I’ll address you based on the order in which these things happened.

First, ladies in the grocery store. I feel like twin babies are not.. uncommon. And when I go to the grocery store with them I have become used to the nonstop comments. I’ve even developed strategies to avoid having endless conversations about their age, gender, means of conception, or identical vs. fraternal status. Or whether twins run in my family. And the twins you’ve met before now.

I honestly don’t mind these interactions (except when I’m trying to be efficient in the store), and I thought that’s where our encounter was going when you approached me and the boys. You said something, but I didn’t get to respond before you were in the stroller taking photographs of the babies.

I was so shocked I knocked over a glass bottle of kombucha (shaddup) and made both a glorious mess and commotion. You were not deterred. Why did you want pictures of my babies? What were you doing? What will you use the photos for?

I will never know, because by the time I had collected myself enough to speak words, you were scurrying off, with photos of my babies on your phone. I was rattled for the rest of the night.

***

This brings me to you, woman-trying-to-help, and mean woman.

I didn’t want to bring my twins to the doctor’s office on Monday. Not even a little bit. But I’m not working (for $) right now, and I can’t afford a baby sitter. And I feel very guilty bullying my in-laws into doing it all the time. But I digress. I was with the babies, and they were not happy.

In their defense, they’re 23 weeks old, and the appointment was smack in the middle of a feeding time.

By the time I was done with the doctor– an hour long event that basically entailed her rocking one of the babies and trying to talk over their wailing– the babies were really fed up with… not being fed.
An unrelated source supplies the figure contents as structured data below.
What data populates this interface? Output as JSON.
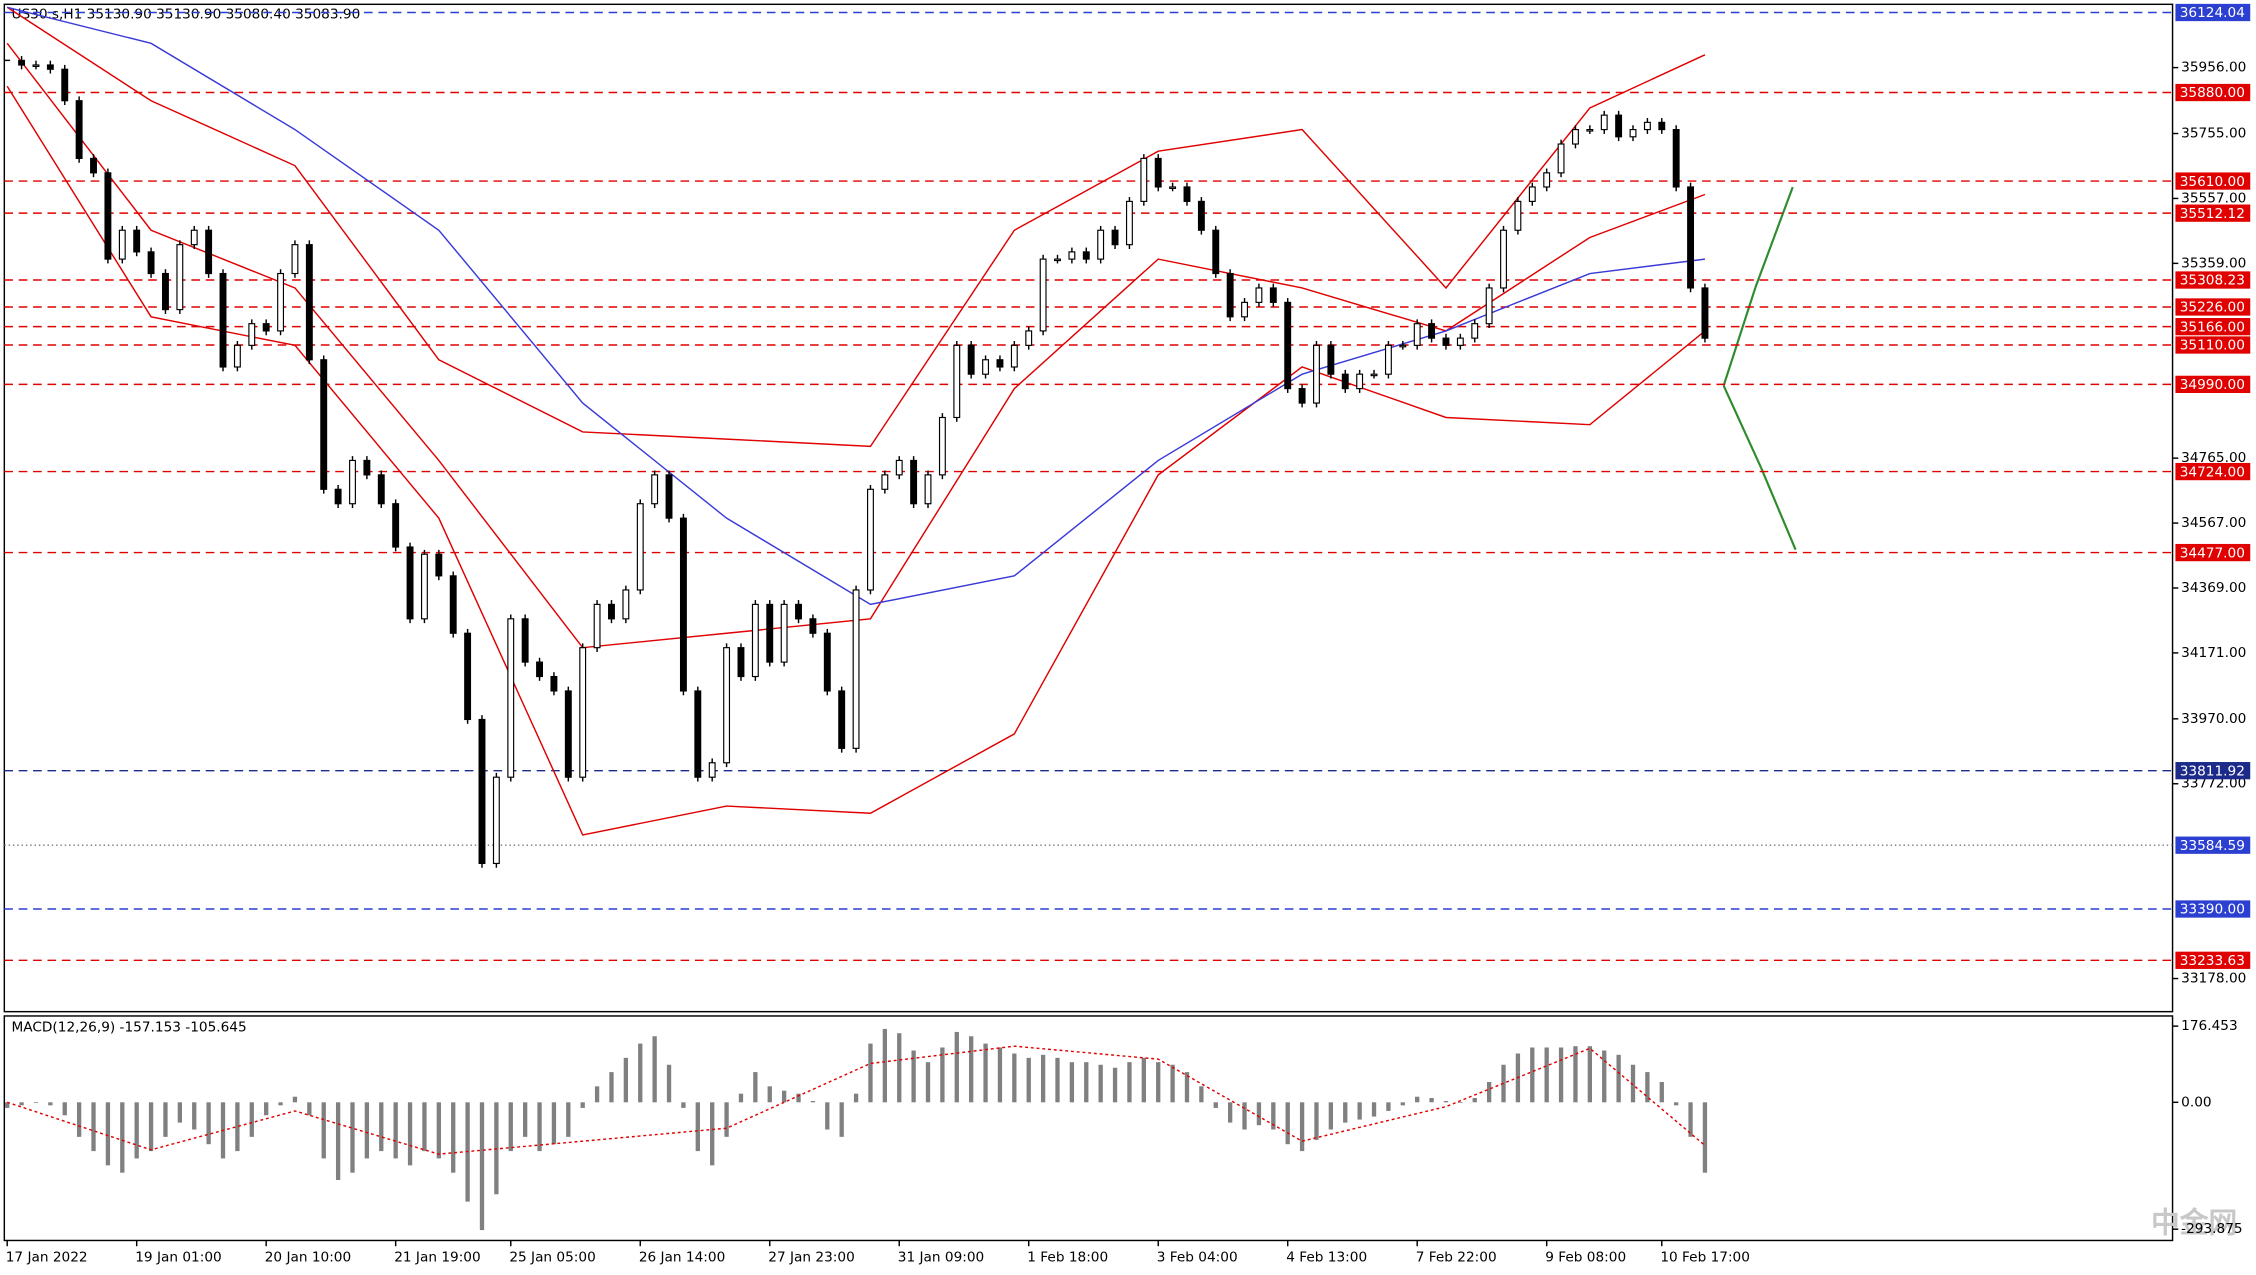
{
  "header": "US30.s,H1  35130.90 35130.90 35080.40 35083.90",
  "watermark": "中金网",
  "chart_data": [
    {
      "type": "candlestick",
      "categories": [
        "17 Jan 2022",
        null,
        null,
        null,
        null,
        null,
        null,
        null,
        null,
        "19 Jan 01:00",
        null,
        null,
        null,
        null,
        null,
        null,
        null,
        null,
        "20 Jan 10:00",
        null,
        null,
        null,
        null,
        null,
        null,
        null,
        null,
        "21 Jan 19:00",
        null,
        null,
        null,
        null,
        null,
        null,
        null,
        "25 Jan 05:00",
        null,
        null,
        null,
        null,
        null,
        null,
        null,
        null,
        "26 Jan 14:00",
        null,
        null,
        null,
        null,
        null,
        null,
        null,
        null,
        "27 Jan 23:00",
        null,
        null,
        null,
        null,
        null,
        null,
        null,
        null,
        "31 Jan 09:00",
        null,
        null,
        null,
        null,
        null,
        null,
        null,
        null,
        "1 Feb 18:00",
        null,
        null,
        null,
        null,
        null,
        null,
        null,
        null,
        "3 Feb 04:00",
        null,
        null,
        null,
        null,
        null,
        null,
        null,
        null,
        "4 Feb 13:00",
        null,
        null,
        null,
        null,
        null,
        null,
        null,
        null,
        "7 Feb 22:00",
        null,
        null,
        null,
        null,
        null,
        null,
        null,
        null,
        "9 Feb 08:00",
        null,
        null,
        null,
        null,
        null,
        null,
        null,
        "10 Feb 17:00",
        null,
        null,
        null
      ],
      "values": [
        35978,
        35964,
        35964,
        35951,
        35855,
        35679,
        35635,
        35372,
        35460,
        35394,
        35328,
        35218,
        35416,
        35460,
        35328,
        35043,
        35109,
        35175,
        35153,
        35328,
        35416,
        35065,
        34670,
        34626,
        34758,
        34714,
        34626,
        34494,
        34275,
        34472,
        34406,
        34231,
        33968,
        33529,
        33792,
        34275,
        34143,
        34099,
        34055,
        33792,
        34187,
        34319,
        34275,
        34363,
        34626,
        34714,
        34582,
        34055,
        33792,
        33836,
        34187,
        34099,
        34319,
        34143,
        34319,
        34275,
        34231,
        34055,
        33880,
        34363,
        34670,
        34714,
        34758,
        34626,
        34714,
        34889,
        35109,
        35021,
        35065,
        35043,
        35109,
        35153,
        35372,
        35372,
        35394,
        35372,
        35460,
        35416,
        35548,
        35679,
        35592,
        35592,
        35548,
        35460,
        35328,
        35196,
        35240,
        35284,
        35240,
        34977,
        34933,
        35109,
        35021,
        34977,
        35021,
        35021,
        35109,
        35109,
        35175,
        35131,
        35109,
        35131,
        35175,
        35284,
        35460,
        35548,
        35592,
        35635,
        35723,
        35767,
        35767,
        35811,
        35745,
        35767,
        35789,
        35767,
        35592,
        35284,
        35131
      ],
      "ylim": [
        33077,
        36149
      ],
      "yticks": [
        {
          "value": 35956,
          "label": "35956.00"
        },
        {
          "value": 35755,
          "label": "35755.00"
        },
        {
          "value": 35557,
          "label": "35557.00"
        },
        {
          "value": 35359,
          "label": "35359.00"
        },
        {
          "value": 34765,
          "label": "34765.00"
        },
        {
          "value": 34567,
          "label": "34567.00"
        },
        {
          "value": 34369,
          "label": "34369.00"
        },
        {
          "value": 34171,
          "label": "34171.00"
        },
        {
          "value": 33970,
          "label": "33970.00"
        },
        {
          "value": 33772,
          "label": "33772.00"
        },
        {
          "value": 33178,
          "label": "33178.00"
        }
      ],
      "overlays": [
        {
          "color": "#e00000",
          "x": [
            0,
            10,
            20,
            30,
            40,
            50,
            60,
            70,
            80,
            90,
            100,
            110,
            118
          ],
          "values": [
            36140,
            35855,
            35657,
            35065,
            34845,
            34823,
            34801,
            35460,
            35701,
            35767,
            35284,
            35833,
            35995
          ]
        },
        {
          "color": "#e00000",
          "x": [
            0,
            10,
            20,
            30,
            40,
            50,
            60,
            70,
            80,
            90,
            100,
            110,
            118
          ],
          "values": [
            36030,
            35460,
            35284,
            34758,
            34187,
            34231,
            34275,
            34977,
            35372,
            35284,
            35153,
            35438,
            35569
          ]
        },
        {
          "color": "#e00000",
          "x": [
            0,
            10,
            20,
            30,
            40,
            50,
            60,
            70,
            80,
            90,
            100,
            110,
            118
          ],
          "values": [
            35899,
            35196,
            35109,
            34582,
            33616,
            33704,
            33682,
            33924,
            34714,
            35043,
            34889,
            34867,
            35153
          ]
        },
        {
          "color": "#3a3ad8",
          "x": [
            0,
            10,
            20,
            30,
            40,
            50,
            60,
            70,
            80,
            90,
            100,
            110,
            118
          ],
          "values": [
            36140,
            36030,
            35767,
            35460,
            34933,
            34582,
            34319,
            34406,
            34758,
            35021,
            35153,
            35328,
            35372
          ]
        }
      ],
      "levels": [
        {
          "value": 36124.04,
          "label": "36124.04",
          "color": "#2b3fd0",
          "style": "dashed"
        },
        {
          "value": 35880,
          "label": "35880.00",
          "color": "#e00000",
          "style": "dashed"
        },
        {
          "value": 35610,
          "label": "35610.00",
          "color": "#e00000",
          "style": "dashed"
        },
        {
          "value": 35512.12,
          "label": "35512.12",
          "color": "#e00000",
          "style": "dashed"
        },
        {
          "value": 35308.23,
          "label": "35308.23",
          "color": "#e00000",
          "style": "dashed"
        },
        {
          "value": 35226,
          "label": "35226.00",
          "color": "#e00000",
          "style": "dashed"
        },
        {
          "value": 35166,
          "label": "35166.00",
          "color": "#e00000",
          "style": "dashed"
        },
        {
          "value": 35110,
          "label": "35110.00",
          "color": "#e00000",
          "style": "dashed"
        },
        {
          "value": 34990,
          "label": "34990.00",
          "color": "#e00000",
          "style": "dashed"
        },
        {
          "value": 34724,
          "label": "34724.00",
          "color": "#e00000",
          "style": "dashed"
        },
        {
          "value": 34477,
          "label": "34477.00",
          "color": "#e00000",
          "style": "dashed"
        },
        {
          "value": 33811.92,
          "label": "33811.92",
          "color": "#1c2a8a",
          "style": "dashed"
        },
        {
          "value": 33584.59,
          "label": "33584.59",
          "color": "#2b3fd0",
          "style": "dotted"
        },
        {
          "value": 33390,
          "label": "33390.00",
          "color": "#2b3fd0",
          "style": "dashed"
        },
        {
          "value": 33233.63,
          "label": "33233.63",
          "color": "#e00000",
          "style": "dashed"
        }
      ]
    },
    {
      "type": "bar",
      "title": "MACD(12,26,9) -157.153 -105.645",
      "color": "#808080",
      "values": [
        -13,
        -7,
        0,
        -7,
        -30,
        -80,
        -113,
        -146,
        -163,
        -130,
        -113,
        -80,
        -47,
        -63,
        -97,
        -130,
        -113,
        -80,
        -30,
        -7,
        13,
        -30,
        -130,
        -180,
        -163,
        -130,
        -113,
        -130,
        -146,
        -113,
        -130,
        -163,
        -230,
        -296,
        -213,
        -113,
        -80,
        -113,
        -97,
        -80,
        -13,
        37,
        70,
        103,
        136,
        153,
        87,
        -13,
        -113,
        -146,
        -80,
        20,
        70,
        37,
        27,
        20,
        3,
        -63,
        -80,
        20,
        136,
        170,
        160,
        120,
        93,
        127,
        163,
        153,
        136,
        127,
        113,
        103,
        110,
        103,
        93,
        93,
        87,
        80,
        93,
        103,
        93,
        87,
        70,
        37,
        -13,
        -47,
        -63,
        -53,
        -63,
        -97,
        -113,
        -87,
        -63,
        -47,
        -40,
        -33,
        -20,
        -7,
        13,
        10,
        3,
        0,
        10,
        47,
        87,
        113,
        127,
        127,
        127,
        130,
        130,
        120,
        110,
        87,
        70,
        47,
        -7,
        -80,
        -163
      ],
      "ylim": [
        -320,
        200
      ],
      "yticks": [
        176.453,
        {
          "value": 0,
          "label": "0.00"
        },
        -293.875
      ],
      "signal": {
        "color": "#e00000",
        "x": [
          0,
          10,
          20,
          30,
          40,
          50,
          60,
          70,
          80,
          90,
          100,
          110,
          118
        ],
        "values": [
          0,
          -110,
          -20,
          -120,
          -90,
          -60,
          90,
          130,
          100,
          -90,
          -10,
          125,
          -100
        ]
      }
    }
  ]
}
I had only one bottle with me, because I am a sleep deprived mess, so I proceeded to feed half to each baby. This satisfied neither, and they both kept wailing.

In desperation, I ran to the bathroom and began filling up the bottle with warm tap water. You came out of one of the stalls. “Tap water?” you (stranger #1) asked, horrified. “Oh no no. You can’t use that. Let me get you some bottled water.”

I looked down at my already-ready bottle, and my screaming babies, and I sighed. You were trying to be nice. So I waited while they hollered, trying in vain to soothe them with pacifiers. After what seemed like a year, you returned with two small bottles of icy cold water.

I know the babies won’t take water that cold. But you hovered, and I sighed, and gave it a shot. And of course, the babies would not drink. As I futilely tried to persuade them, that cold would be “refreshing” you fussed and interfered. And then you, stranger #2, exited a bathroom stall.

You saw the canister of formula on the counter- the result of countless hours of ingredients research and obsessing and self flagellation. And you made a sound of disgust: “Formula, really?”

I just looked at you.

“Don’t you know ‘breast is best’?” You tsked.

Oh good, that old chestnut. Said by someone who has no idea what my baby feeding journey has been like, no regard for the challenges multiples introduce. Said when I was already a hair’s breadth away from crying in public. I was too shocked to speak. So were you, stranger #1, so you fled that shit show. Said something about “leaving me to it”, and bolted.

This is probably the part of the story where I’m supposed to digress and give my readers a sob story about why formula has entered my life. I’m supposed to try to shut down criticism anyone might have. I’m not going to do that, because it’s nobody’s damn business.

After having a good cry about it all in my car on the way home, and later that night, I’m just … disappointed in all three of you.

Like asking someone who isn’t pregnant when she’s due, I was shocked to be confronted by people out in the “wild” who really behave this way. Shocked as I am about people asking me if the twins are “natural”. I do think these people are outliers- I don’t subscribe to any “decline of civilization” narrative.

But I read every week about women being abused for breast feeding in public, and being abused if they don’t. So clearly, there are plenty of people out there who need to get the message that some things are just none of their business.

That is all. Carry on… differently.

(And if you see photos of my twins anywhere… let me know, okay?)